Chociaż korupcja i przestępczość zorganizowana stanowią poważny problem w większości bałkańskich państw ubiegających się o wejście do Unii Europejskiej, to największe słowa krytyki spadają ostatnio właśnie na BiH. „Stałe cofanie się na drodze do UE” – takiego określenia użył w rozmowie z sarajewską gazetą „Dnevni avaz” były wysoki przedstawiciel dla Bośni i Hercegowiny (w latach 2007–2009), a obecnie szef MSZ Słowacji Miroslav Lajčák. Jest to określenie jak najbardziej trafne. Kolejne raporty unijnych urzędników nie pozostawiają złudzeń. Bośniackie władze nie radzą sobie z zarządzaniem administracyjnym, wprowadzaniem zasad państwa prawa i w niewystarczającym stopniu przeprowadzają też reformy społeczne i gospodarcze. Ponadto nie odnoszą sukcesów w walce z bezrobociem (które wynosi ponad 40 proc.) i przestępczością zorganizowaną. Brukselscy eurokraci zwracają też uwagę na niekończące się spory polityczne, rozsadzające kraj od środka, na słabość instytucji demokratycznych i zahamowanie reform konstytucjonalnych.

Sytuacja wieloetnicznej Bośni, do niedawna oczka w głowie projektującej bałkańską rzeczywistość Brukseli, jest na tyle zła, że w procesie zbliżania z UE wyprzedza ją nawet Kosowo. W ciągu ostatnich kilku lat nastąpiło gwałtowne wyhamowanie reform – co prawda w 2008 r. władze BiH podpisały umowę o stabilizacji i stowarzyszeniu z UE, a w 2010 r. władze w Sarajewie zaproszono do udziału w Planie Działań na Rzecz Członkostwa w NATO (Membership Action Plan) – ale dalej nie dało się już zakłamywać rzeczywistości. W 1995 r. na mocy porozumienia z Dayton, kończącego wojnę domową w BiH, kraj ten współtworzą dwie niezależne od siebie jednostki terytorialne: Federacja Muzułmańsko-Chorwacka, podzielona na narodowe kantony, i Republika Serbska. Możliwość efektywnego rządzenia ogranicza skomplikowany system wyborczy, którego celem było równe traktowanie każdej z narodowości.

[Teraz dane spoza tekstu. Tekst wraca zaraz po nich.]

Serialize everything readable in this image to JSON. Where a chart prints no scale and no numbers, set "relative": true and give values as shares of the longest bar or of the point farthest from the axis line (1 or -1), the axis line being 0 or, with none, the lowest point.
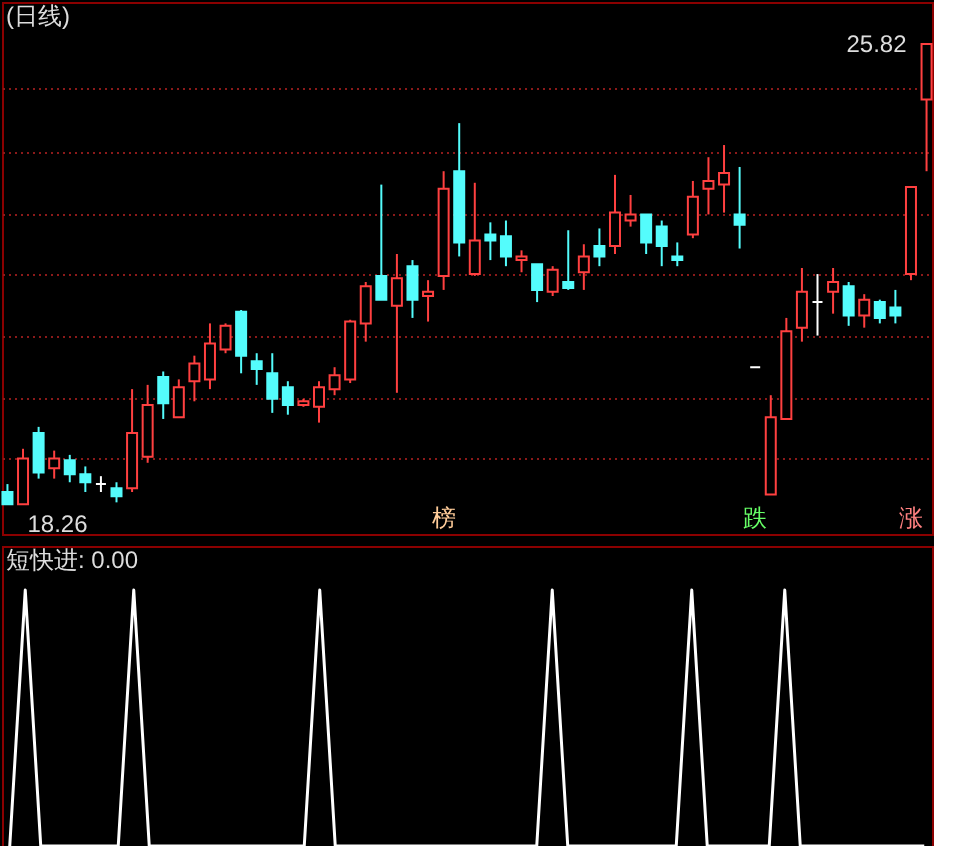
{
  "chart_data": [
    {
      "type": "candlestick",
      "title": "(日线)",
      "categories": [
        null,
        null,
        null,
        null,
        null,
        null,
        null,
        null,
        null,
        null,
        null,
        null,
        null,
        null,
        null,
        null,
        null,
        null,
        null,
        null,
        null,
        null,
        null,
        null,
        null,
        null,
        null,
        null,
        null,
        null,
        null,
        null,
        null,
        null,
        null,
        null,
        null,
        null,
        null,
        null,
        null,
        null,
        null,
        null,
        null,
        null,
        null,
        null,
        null,
        null,
        null,
        null,
        null,
        null,
        null,
        null,
        null,
        null,
        null,
        null
      ],
      "ohlc": [
        [
          18.46,
          18.59,
          18.26,
          18.26
        ],
        [
          18.26,
          19.17,
          18.26,
          19.01
        ],
        [
          19.43,
          19.53,
          18.68,
          18.78
        ],
        [
          18.85,
          19.14,
          18.68,
          19.01
        ],
        [
          18.98,
          19.07,
          18.62,
          18.75
        ],
        [
          18.75,
          18.88,
          18.46,
          18.62
        ],
        [
          18.59,
          18.72,
          18.46,
          18.59
        ],
        [
          18.52,
          18.62,
          18.29,
          18.39
        ],
        [
          18.52,
          20.15,
          18.46,
          19.43
        ],
        [
          19.04,
          20.22,
          18.94,
          19.89
        ],
        [
          20.35,
          20.44,
          19.66,
          19.92
        ],
        [
          19.69,
          20.31,
          19.69,
          20.18
        ],
        [
          20.28,
          20.7,
          19.95,
          20.57
        ],
        [
          20.31,
          21.23,
          20.15,
          20.9
        ],
        [
          20.8,
          21.23,
          20.74,
          21.19
        ],
        [
          21.42,
          21.45,
          20.41,
          20.7
        ],
        [
          20.61,
          20.74,
          20.22,
          20.48
        ],
        [
          20.41,
          20.74,
          19.76,
          19.99
        ],
        [
          20.18,
          20.28,
          19.73,
          19.89
        ],
        [
          19.89,
          19.99,
          19.86,
          19.95
        ],
        [
          19.86,
          20.28,
          19.6,
          20.18
        ],
        [
          20.15,
          20.51,
          20.05,
          20.38
        ],
        [
          20.31,
          21.29,
          20.25,
          21.26
        ],
        [
          21.23,
          21.91,
          20.93,
          21.84
        ],
        [
          22.01,
          23.51,
          21.62,
          21.62
        ],
        [
          21.52,
          22.37,
          20.09,
          21.97
        ],
        [
          22.17,
          22.27,
          21.32,
          21.62
        ],
        [
          21.68,
          21.94,
          21.26,
          21.75
        ],
        [
          22.01,
          23.73,
          21.78,
          23.44
        ],
        [
          23.73,
          24.52,
          22.33,
          22.56
        ],
        [
          22.04,
          23.54,
          22.01,
          22.59
        ],
        [
          22.69,
          22.89,
          22.27,
          22.59
        ],
        [
          22.66,
          22.92,
          22.17,
          22.33
        ],
        [
          22.27,
          22.43,
          22.07,
          22.33
        ],
        [
          22.2,
          22.2,
          21.58,
          21.78
        ],
        [
          21.75,
          22.17,
          21.68,
          22.11
        ],
        [
          21.91,
          22.76,
          21.78,
          21.81
        ],
        [
          22.07,
          22.53,
          21.78,
          22.33
        ],
        [
          22.5,
          22.79,
          22.17,
          22.33
        ],
        [
          22.5,
          23.67,
          22.37,
          23.05
        ],
        [
          22.92,
          23.34,
          22.82,
          23.02
        ],
        [
          23.02,
          23.02,
          22.37,
          22.56
        ],
        [
          22.82,
          22.92,
          22.17,
          22.5
        ],
        [
          22.33,
          22.56,
          22.17,
          22.27
        ],
        [
          22.69,
          23.57,
          22.63,
          23.31
        ],
        [
          23.44,
          23.96,
          23.02,
          23.57
        ],
        [
          23.51,
          24.16,
          23.05,
          23.7
        ],
        [
          23.02,
          23.8,
          22.46,
          22.85
        ],
        [
          20.51,
          20.51,
          20.51,
          20.51
        ],
        [
          18.42,
          20.05,
          18.42,
          19.69
        ],
        [
          19.66,
          21.32,
          19.66,
          21.1
        ],
        [
          21.16,
          22.14,
          20.93,
          21.75
        ],
        [
          21.58,
          22.04,
          21.03,
          21.58
        ],
        [
          21.75,
          22.14,
          21.39,
          21.91
        ],
        [
          21.84,
          21.91,
          21.19,
          21.36
        ],
        [
          21.36,
          21.71,
          21.16,
          21.62
        ],
        [
          21.58,
          21.62,
          21.23,
          21.32
        ],
        [
          21.49,
          21.78,
          21.23,
          21.36
        ],
        [
          22.04,
          23.47,
          21.94,
          23.47
        ],
        [
          24.91,
          25.82,
          23.73,
          25.82
        ]
      ],
      "colors": [
        "#54fcfc",
        "#ff4040",
        "#54fcfc",
        "#ff4040",
        "#54fcfc",
        "#54fcfc",
        "#ffffff",
        "#54fcfc",
        "#ff4040",
        "#ff4040",
        "#54fcfc",
        "#ff4040",
        "#ff4040",
        "#ff4040",
        "#ff4040",
        "#54fcfc",
        "#54fcfc",
        "#54fcfc",
        "#54fcfc",
        "#ff4040",
        "#ff4040",
        "#ff4040",
        "#ff4040",
        "#ff4040",
        "#54fcfc",
        "#ff4040",
        "#54fcfc",
        "#ff4040",
        "#ff4040",
        "#54fcfc",
        "#ff4040",
        "#54fcfc",
        "#54fcfc",
        "#ff4040",
        "#54fcfc",
        "#ff4040",
        "#54fcfc",
        "#ff4040",
        "#54fcfc",
        "#ff4040",
        "#ff4040",
        "#54fcfc",
        "#54fcfc",
        "#54fcfc",
        "#ff4040",
        "#ff4040",
        "#ff4040",
        "#54fcfc",
        "#ffffff",
        "#ff4040",
        "#ff4040",
        "#ff4040",
        "#ffffff",
        "#ff4040",
        "#54fcfc",
        "#ff4040",
        "#54fcfc",
        "#54fcfc",
        "#ff4040",
        "#ff4040"
      ],
      "ylim": [
        17.77,
        26.51
      ],
      "yticks": [
        {
          "value": 19.01,
          "label": null
        },
        {
          "value": 19.99,
          "label": null
        },
        {
          "value": 21.03,
          "label": null
        },
        {
          "value": 22.04,
          "label": null
        },
        {
          "value": 23.02,
          "label": null
        },
        {
          "value": 24.06,
          "label": null
        },
        {
          "value": 25.1,
          "label": null
        }
      ],
      "grid": true,
      "tick_labels": false,
      "annotations": [
        "25.82",
        "18.26",
        "榜",
        "跌",
        "涨"
      ]
    },
    {
      "type": "line",
      "title": "短快进: 0.00",
      "relative": true,
      "tick_labels": false,
      "categories": [
        null,
        null,
        null,
        null,
        null,
        null,
        null,
        null,
        null,
        null,
        null,
        null,
        null,
        null,
        null,
        null,
        null,
        null,
        null,
        null,
        null,
        null,
        null,
        null,
        null,
        null,
        null,
        null,
        null,
        null,
        null,
        null,
        null,
        null,
        null,
        null,
        null,
        null,
        null,
        null,
        null,
        null,
        null,
        null,
        null,
        null,
        null,
        null,
        null,
        null,
        null,
        null,
        null,
        null,
        null,
        null,
        null,
        null,
        null,
        null
      ],
      "series": [
        {
          "color": "#ffffff",
          "values": [
            0,
            1,
            0,
            0,
            0,
            0,
            0,
            0,
            1,
            0,
            0,
            0,
            0,
            0,
            0,
            0,
            0,
            0,
            0,
            0,
            1,
            0,
            0,
            0,
            0,
            0,
            0,
            0,
            0,
            0,
            0,
            0,
            0,
            0,
            0,
            1,
            0,
            0,
            0,
            0,
            0,
            0,
            0,
            0,
            1,
            0,
            0,
            0,
            0,
            0,
            1,
            0,
            0,
            0,
            0,
            0,
            0,
            0,
            0,
            0
          ]
        }
      ]
    }
  ]
}
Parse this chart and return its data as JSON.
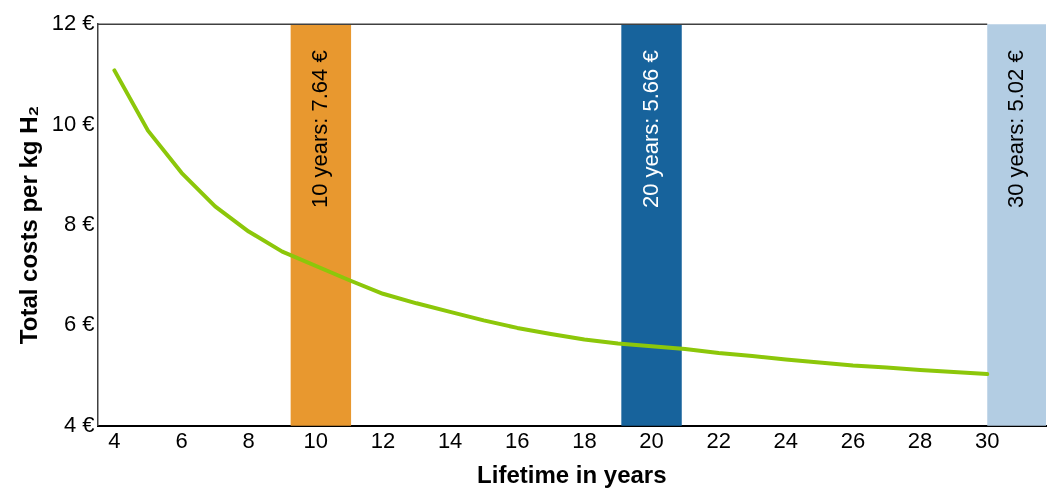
{
  "chart_data": {
    "type": "line",
    "ylabel": "Total costs per kg H₂",
    "xlabel": "Lifetime in years",
    "x": [
      4,
      5,
      6,
      7,
      8,
      9,
      10,
      11,
      12,
      13,
      14,
      15,
      16,
      17,
      18,
      19,
      20,
      21,
      22,
      23,
      24,
      25,
      26,
      27,
      28,
      29,
      30
    ],
    "series": [
      {
        "color": "#8cc70a",
        "values": [
          11.08,
          9.88,
          9.04,
          8.37,
          7.87,
          7.47,
          null,
          6.9,
          6.63,
          6.44,
          6.27,
          6.1,
          5.95,
          5.83,
          5.72,
          5.64,
          null,
          5.53,
          5.45,
          5.39,
          5.32,
          5.26,
          5.2,
          5.16,
          5.11,
          5.07,
          5.03
        ]
      }
    ],
    "xlim": [
      3.5,
      31.75
    ],
    "xticks": [
      4,
      6,
      8,
      10,
      12,
      14,
      16,
      18,
      20,
      22,
      24,
      26,
      28,
      30
    ],
    "ylim": [
      4,
      12
    ],
    "yticks": [
      {
        "value": 4,
        "label": "4 €"
      },
      {
        "value": 6,
        "label": "6 €"
      },
      {
        "value": 8,
        "label": "8 €"
      },
      {
        "value": 10,
        "label": "10 €"
      },
      {
        "value": 12,
        "label": "12 €"
      }
    ],
    "bands": [
      {
        "axis": "x",
        "from": 9.25,
        "to": 11.05,
        "label": "10 years: 7.64 €",
        "color": "#e8982f"
      },
      {
        "axis": "x",
        "from": 19.1,
        "to": 20.9,
        "label": "20 years: 5.66 €",
        "color": "#17639c"
      },
      {
        "axis": "x",
        "from": 30,
        "to": 31.75,
        "label": "30 years: 5.02 €",
        "color": "#b3cde3"
      }
    ],
    "grid": false,
    "legend": false,
    "marker": "none",
    "line_style": "solid"
  }
}
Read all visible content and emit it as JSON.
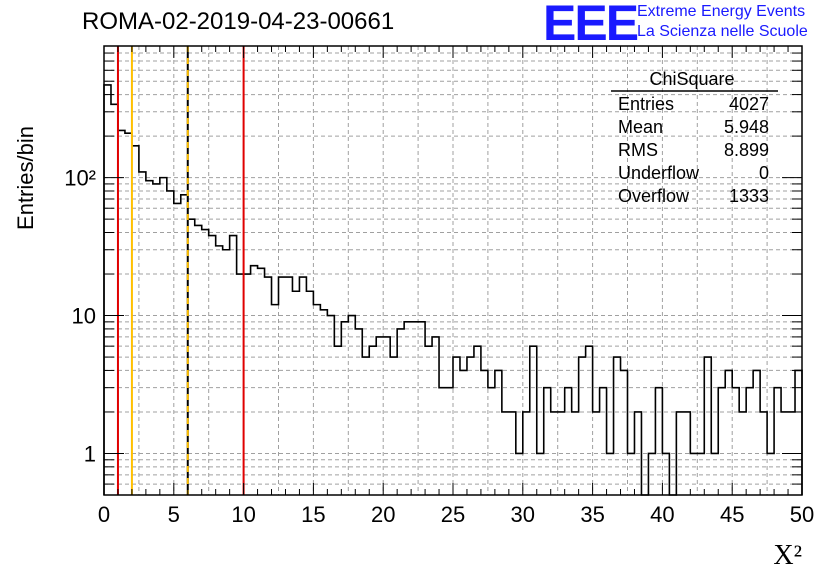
{
  "header": {
    "title": "ROMA-02-2019-04-23-00661",
    "logo_text": "EEE",
    "org_line1": "Extreme Energy Events",
    "org_line2": "La Scienza nelle Scuole"
  },
  "colors": {
    "logo": "#1a1aff",
    "red_line": "#e00000",
    "yellow_line": "#ffc000",
    "histogram": "#000000",
    "grid": "#a0a0a0"
  },
  "stats": {
    "title": "ChiSquare",
    "rows": [
      {
        "label": "Entries",
        "value": "4027"
      },
      {
        "label": "Mean",
        "value": "5.948"
      },
      {
        "label": "RMS",
        "value": "8.899"
      },
      {
        "label": "Underflow",
        "value": "0"
      },
      {
        "label": "Overflow",
        "value": "1333"
      }
    ]
  },
  "chart_data": {
    "type": "histogram",
    "xlabel": "X²",
    "ylabel": "Entries/bin",
    "xlim": [
      0,
      50
    ],
    "ylim": [
      0.5,
      900
    ],
    "yscale": "log",
    "grid": true,
    "bin_width": 0.5,
    "xticks": [
      0,
      5,
      10,
      15,
      20,
      25,
      30,
      35,
      40,
      45,
      50
    ],
    "yticks": [
      {
        "value": 1,
        "label": "1"
      },
      {
        "value": 10,
        "label": "10"
      },
      {
        "value": 100,
        "label": "10²"
      }
    ],
    "values": [
      470,
      340,
      220,
      210,
      170,
      110,
      95,
      90,
      100,
      80,
      65,
      75,
      50,
      45,
      42,
      38,
      32,
      30,
      38,
      20,
      20,
      23,
      22,
      19,
      12,
      19,
      19,
      15,
      19,
      15,
      12,
      11,
      10,
      6,
      9,
      10,
      8,
      5,
      6,
      7,
      7,
      5,
      8,
      9,
      9,
      9,
      6,
      7,
      3,
      3,
      5,
      4,
      5,
      6,
      4,
      3,
      4,
      2,
      2,
      1,
      2,
      6,
      1,
      3,
      2,
      2,
      3,
      2,
      5,
      6,
      2,
      3,
      1,
      5,
      4,
      1,
      2,
      0,
      1,
      3,
      1,
      0,
      2,
      2,
      1,
      1,
      5,
      1,
      3,
      4,
      3,
      2,
      3,
      4,
      2,
      1,
      3,
      2,
      2,
      4
    ],
    "vertical_lines": [
      {
        "x": 1,
        "color": "#e00000",
        "style": "solid"
      },
      {
        "x": 2,
        "color": "#ffc000",
        "style": "solid"
      },
      {
        "x": 6,
        "color": "#ffc000",
        "style": "dashed-yellow-black"
      },
      {
        "x": 10,
        "color": "#e00000",
        "style": "solid"
      }
    ]
  }
}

W ciągu przeszło 20 lat od zakończenia walk nie udało się jednak pogodzić ze sobą zwaśnionych stron, a elity polityczne: muzułmańskie (bośniackie), serbskie i chorwackie mają sprzeczne cele i ambicje. Efekt jest opłakany – kraj jest trapiony wieloma patologiami, a pomoc finansowa płynąca z UE wpada w większości do kieszeni lokalnych władz.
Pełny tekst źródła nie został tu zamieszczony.